Quando a vítima é menor de idade “Em 2018, tinha os meus 17 anos, quando um perfil supostamente de uma agência convidou-me para tirar umas fotos. No começo, desconfiei, pedi informações. A agência disse que era de Lisboa, que não precisava de pagar nada para as primeiras fotos, que eu era muito bonita e tinha um corpo ideal para ser modelo”, evoca Joana (nome fictício), hoje com 19 anos. “Achei estranho que não tocassem no assunto de eu ser ou não menor de idade, perguntei se gostariam de marcar uma reunião para que entrasse em contacto com as pessoas de uma forma mais física, porque por redes não sei quem está por detrás do ecrã”, revela, adicionando que a alegada agência lhe disse “que apenas precisava de enviar umas fotos normais, fotos de roupa de sair e com biquíni”. Naquele momento, a adolescente ficou alerta e tomou uma decisão. “Era muito menina de contar tudo aos meus pais. Felizmente, tenho essa abertura e conversei com eles. Pediram para eu parar de falar com a agência! Foi aí que fiz stories no Instagram a alertar as meninas para este esquema. E o perfil só tinha fotos de supostas modelos, nunca mostrou quem geria a página ou a agência”, acrescenta.
“Desde 2020, o conceito de material pornográfico passou a incluir todo o material que, com fins sexuais, represente menores envolvidos em comportamentos sexualmente explícitos, reais ou simulados, ou contenha qualquer representação dos seus órgãos sexuais ou de outra parte do seu corpo. A introdução desta segunda parte permite agora concluir que, se as imagens forem recolhidas com fins sexuais e se incluírem nudez de um menor, poderá ter-se por praticado o crime de pornografia de menores”, explicita Silva Ramalho, adiantando que “na medida em que o crime de aliciamento de menores pressupõe que o agente visa conseguir um encontro com um menor para diversos atos, nos quais se inclui a utilização em espetáculo ou material pornográfico, no sentido acabado de referir, poderá também ter-se esse crime por verificado”. Contudo, o advogado frisa que “é essencial que o agente recorra a tecnologias de informação para agendar um encontro pessoal para esse fim, e não apenas que o faça online”, pois “este crime pune apenas o aliciamento, eventualmente agravado se for seguido de atos materiais conducentes ao encontro, mas não pune a produção do material pornográfico”. Portanto, “se o agente passar à etapa seguinte, seja abuso sexual, seja produção de material pornográfico, a conduta não será punida pela norma que prevê o aliciamento de menores, mas sim de forma mais grave por outras disposições do Código Penal, designadamente o crime de atos sexuais com adolescentes – admitindo que não se trata de abuso sexual de crianças, aqui entendidos como menores de 14 anos – e a pornografia de menores”.
Ainda assim, nos casos de Diana, Margarida e Joana, “pode estar também em causa um crime de gravações ou fotografias ilícitas uma vez que o consentimento para a captação de imagens prestado pelos ofendidos é viciado e prestado sob um pressuposto propositadamente erróneo”, ou seja, a realização de um casting que, no fundo, não passa de uma mentira.

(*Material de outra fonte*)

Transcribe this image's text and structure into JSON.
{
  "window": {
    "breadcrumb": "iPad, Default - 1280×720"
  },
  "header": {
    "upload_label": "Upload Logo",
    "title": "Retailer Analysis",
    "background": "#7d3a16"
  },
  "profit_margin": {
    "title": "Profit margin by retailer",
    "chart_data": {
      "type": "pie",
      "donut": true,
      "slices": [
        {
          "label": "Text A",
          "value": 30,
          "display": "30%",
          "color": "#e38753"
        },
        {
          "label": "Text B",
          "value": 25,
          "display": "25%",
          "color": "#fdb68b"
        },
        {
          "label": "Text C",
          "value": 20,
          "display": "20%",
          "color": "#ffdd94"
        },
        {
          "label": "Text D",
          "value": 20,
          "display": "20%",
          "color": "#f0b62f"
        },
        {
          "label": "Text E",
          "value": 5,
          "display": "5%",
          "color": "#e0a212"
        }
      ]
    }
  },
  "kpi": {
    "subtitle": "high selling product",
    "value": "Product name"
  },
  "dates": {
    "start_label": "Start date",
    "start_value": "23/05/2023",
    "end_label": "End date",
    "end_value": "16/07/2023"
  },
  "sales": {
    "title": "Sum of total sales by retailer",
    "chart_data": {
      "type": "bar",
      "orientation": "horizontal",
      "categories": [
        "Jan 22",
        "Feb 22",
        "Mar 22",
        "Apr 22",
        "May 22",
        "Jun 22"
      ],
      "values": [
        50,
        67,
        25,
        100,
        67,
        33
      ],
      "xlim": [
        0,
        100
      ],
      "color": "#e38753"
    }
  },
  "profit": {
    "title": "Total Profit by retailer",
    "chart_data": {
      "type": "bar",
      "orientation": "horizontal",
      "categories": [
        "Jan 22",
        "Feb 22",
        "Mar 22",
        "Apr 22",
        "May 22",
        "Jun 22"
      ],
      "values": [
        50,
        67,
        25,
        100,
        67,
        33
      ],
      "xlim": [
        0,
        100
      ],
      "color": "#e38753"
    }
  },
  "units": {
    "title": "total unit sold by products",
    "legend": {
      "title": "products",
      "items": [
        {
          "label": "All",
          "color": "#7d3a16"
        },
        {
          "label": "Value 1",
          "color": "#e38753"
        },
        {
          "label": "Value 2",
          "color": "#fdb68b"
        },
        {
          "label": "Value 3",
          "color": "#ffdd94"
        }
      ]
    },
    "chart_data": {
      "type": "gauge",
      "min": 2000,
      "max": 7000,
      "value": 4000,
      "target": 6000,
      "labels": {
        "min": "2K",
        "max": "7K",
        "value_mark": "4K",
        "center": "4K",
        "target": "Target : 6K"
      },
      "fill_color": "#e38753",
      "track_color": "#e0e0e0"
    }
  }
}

A seu lado, Inês Marinho defende que “uma pessoa com dinheiro não se afeta com uma multa e, provavelmente, vai continuar a cometer os mesmos crimes. Têm de ser sinalizados pela polícia, tem de se ter acesso às conversas. É o mínimo para que se houver algo fora do normal se possa agir logo porque já se sabe que é uma pessoa perigosa”, pede a rapariga que espera ingressar no Ensino Superior e focar-se numa área como a do Direito ou das Relações Internacionais em que aprofunde o seu conhecimento sobre direitos humanos. “Precisam de um tratamento para se reintegrarem na sociedade, tal como um violador ou um cleptomaníaco. Não deixam de ser criminosos, mas precisam de ajuda para serem elementos participantes na sociedade”, diz, rematando que “o meio digital está constantemente em mudança com novos problemas a aparecer, a lei tem de ser atualizada”.